Mais de 40 anos depois de ter feito a sua primeira viagem, em 1981, o Jaques deixou a sua casa, as Ilhas Selvagens. A Madeira agradeceu-lhe a dedicação, mas o tempo não vai esquecer a pessoa cuja história se confunde com a do território mais a sul de Portugal.

O Vigilante da Natureza Jaques habituou-se a gostar das coisas básicas da vida e a dar-lhes valor de ouro. Tem a sabedoria de um investigador e a experiência de um cientista e vai arranjar desculpas para, nos próximos anos, continuar a descer até ao lugar onde passou a lua de mel. Afinal, estava de serviço e teve de apanhar boleia de uma traineira para chegar a tempo ao altar. Uma espécie de “vou ali casar e já venho”. Gosto dele. É impossível não gostar da sua simplicidade, da sua humildade, da sua incrível paciência para responder mil e uma vezes às mesmas perguntas. Gosto da forma como se enervava quando tinha “casa” cheia e evitava que pisassem em sítios errados, não fosse haver um ninho soterrado e camuflado na areia.

Sinto-me uma privilegiada. Desci às Selvagens 21 vezes ao longo de dez anos para escrever um livro sobre ele e os colegas vigilantes. As suas histórias de vida e de aventuras. Custou-me, só ele, algumas viagens para encurralá-lo dentro de um navio da Marinha e responder às minhas perguntas. Ouvi as melhores narrações sobre as Selvagens vindas da sua memória, o saber que deixou aos mais novos e o medo de perder o recorde de 76 dias ali passados, num tempo em que os dias eram contados pelos dedos e pelos diários. O Jaques recebeu Filipe, Duque de Edimburgo como quem recebe um visitante qualquer. Aquele era o “seu” palácio, o seu reino, feito de pássaros e osgas, plantas infestantes e roedores. Mas não importava. As suas piadas eram únicas, carregadas de ironia, ditas com ar sério de quem sabia que estava a enganar mais um jornalista incauto.

A Madeira fica a dever ao Jaques, que agora se reforma, a responsabilidade do início da preservação das Ilhas Selvagens durante 40 anos. Desde o tempo em que, com Fernando e Filipe Almada, via a comida desaparecer por falta de condições de mar. Desde o tempo em que o mundo só chegava através de um rádio de pilhas e bom tempo em Canárias. Era o tempo de falar espanhol, de permanecer três meses na Reserva Natural, de conhecer o filho quando este tinha apenas dois meses.

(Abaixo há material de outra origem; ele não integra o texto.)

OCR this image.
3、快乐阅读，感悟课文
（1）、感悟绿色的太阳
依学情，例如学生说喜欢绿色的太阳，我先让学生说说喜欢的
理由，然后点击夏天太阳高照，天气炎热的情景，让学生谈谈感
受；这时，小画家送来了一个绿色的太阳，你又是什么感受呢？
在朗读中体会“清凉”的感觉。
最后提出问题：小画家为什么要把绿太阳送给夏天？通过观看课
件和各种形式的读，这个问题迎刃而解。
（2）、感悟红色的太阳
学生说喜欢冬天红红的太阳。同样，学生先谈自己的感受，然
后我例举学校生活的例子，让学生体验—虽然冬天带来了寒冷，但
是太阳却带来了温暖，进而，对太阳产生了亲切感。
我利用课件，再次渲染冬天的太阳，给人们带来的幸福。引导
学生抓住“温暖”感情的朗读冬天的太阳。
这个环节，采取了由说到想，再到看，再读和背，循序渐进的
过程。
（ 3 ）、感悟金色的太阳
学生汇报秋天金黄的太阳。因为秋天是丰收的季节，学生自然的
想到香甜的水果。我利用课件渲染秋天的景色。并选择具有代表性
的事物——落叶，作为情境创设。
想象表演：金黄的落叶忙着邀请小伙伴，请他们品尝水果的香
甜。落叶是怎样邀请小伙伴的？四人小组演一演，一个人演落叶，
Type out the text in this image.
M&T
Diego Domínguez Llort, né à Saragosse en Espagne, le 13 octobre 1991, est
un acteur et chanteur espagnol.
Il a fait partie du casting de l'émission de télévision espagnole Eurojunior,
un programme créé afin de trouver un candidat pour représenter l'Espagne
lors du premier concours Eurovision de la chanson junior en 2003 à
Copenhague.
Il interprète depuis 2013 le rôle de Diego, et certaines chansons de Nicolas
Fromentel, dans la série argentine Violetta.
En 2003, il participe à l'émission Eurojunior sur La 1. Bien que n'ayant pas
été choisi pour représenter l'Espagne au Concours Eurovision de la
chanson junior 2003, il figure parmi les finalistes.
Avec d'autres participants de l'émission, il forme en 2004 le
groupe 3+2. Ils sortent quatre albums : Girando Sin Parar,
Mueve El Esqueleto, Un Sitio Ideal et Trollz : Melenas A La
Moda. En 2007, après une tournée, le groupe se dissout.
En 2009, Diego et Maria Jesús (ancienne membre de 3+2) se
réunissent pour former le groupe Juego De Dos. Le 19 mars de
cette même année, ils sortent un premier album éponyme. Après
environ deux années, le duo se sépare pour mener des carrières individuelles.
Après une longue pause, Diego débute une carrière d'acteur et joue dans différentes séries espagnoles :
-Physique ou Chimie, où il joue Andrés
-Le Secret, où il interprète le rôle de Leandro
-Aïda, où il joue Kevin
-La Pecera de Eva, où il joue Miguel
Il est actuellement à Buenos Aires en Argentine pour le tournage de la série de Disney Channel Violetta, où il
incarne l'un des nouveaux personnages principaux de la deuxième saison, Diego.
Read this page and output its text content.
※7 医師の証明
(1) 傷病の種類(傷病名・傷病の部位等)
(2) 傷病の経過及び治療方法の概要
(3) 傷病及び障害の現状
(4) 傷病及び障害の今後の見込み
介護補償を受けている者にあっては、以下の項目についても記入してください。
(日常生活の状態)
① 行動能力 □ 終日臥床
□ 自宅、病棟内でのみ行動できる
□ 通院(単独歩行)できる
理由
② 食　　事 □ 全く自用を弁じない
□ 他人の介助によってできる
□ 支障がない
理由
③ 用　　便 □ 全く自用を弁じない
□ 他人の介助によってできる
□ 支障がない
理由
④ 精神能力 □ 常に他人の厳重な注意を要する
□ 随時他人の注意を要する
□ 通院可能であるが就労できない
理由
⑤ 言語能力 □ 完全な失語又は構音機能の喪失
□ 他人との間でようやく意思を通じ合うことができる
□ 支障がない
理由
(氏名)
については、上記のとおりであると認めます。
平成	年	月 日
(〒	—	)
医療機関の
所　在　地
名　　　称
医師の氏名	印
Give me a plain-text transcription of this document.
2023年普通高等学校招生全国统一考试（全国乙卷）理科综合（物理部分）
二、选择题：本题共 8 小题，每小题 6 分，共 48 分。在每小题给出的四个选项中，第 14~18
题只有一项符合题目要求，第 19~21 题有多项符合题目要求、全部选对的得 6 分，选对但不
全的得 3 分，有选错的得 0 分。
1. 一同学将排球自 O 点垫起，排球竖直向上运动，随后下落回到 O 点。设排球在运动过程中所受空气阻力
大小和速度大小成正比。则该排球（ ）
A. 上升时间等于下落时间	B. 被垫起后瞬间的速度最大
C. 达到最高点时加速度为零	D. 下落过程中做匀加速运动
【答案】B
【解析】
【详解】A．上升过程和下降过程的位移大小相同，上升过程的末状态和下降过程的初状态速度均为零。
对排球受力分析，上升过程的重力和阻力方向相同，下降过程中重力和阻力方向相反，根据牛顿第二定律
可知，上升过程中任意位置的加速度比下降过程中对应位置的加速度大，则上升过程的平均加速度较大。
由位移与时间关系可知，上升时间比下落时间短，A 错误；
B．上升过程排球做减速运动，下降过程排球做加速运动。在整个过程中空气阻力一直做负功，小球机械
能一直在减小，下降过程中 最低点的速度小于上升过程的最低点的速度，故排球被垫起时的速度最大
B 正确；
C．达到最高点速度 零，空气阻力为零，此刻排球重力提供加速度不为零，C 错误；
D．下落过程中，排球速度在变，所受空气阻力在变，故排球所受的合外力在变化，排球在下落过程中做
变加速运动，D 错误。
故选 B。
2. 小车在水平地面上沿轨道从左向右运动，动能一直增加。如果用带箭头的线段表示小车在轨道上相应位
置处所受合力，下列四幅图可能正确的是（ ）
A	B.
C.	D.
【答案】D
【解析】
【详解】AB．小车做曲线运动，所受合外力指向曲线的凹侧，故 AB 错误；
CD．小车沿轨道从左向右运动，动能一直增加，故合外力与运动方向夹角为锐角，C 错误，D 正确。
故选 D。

Velejadores de todo o mundo vão certamente continuar a mandar-lhe postais no Natal. Prendas por portadores, abraços por marinheiros, saudades por mergulhadores. O “vigia das ilhas” fez amigos de todos os mares. Aqueles que terão um mar de lembranças e lhe deixam, hoje, um agradecimento do tamanho do oceano. Obrigada, Jaques.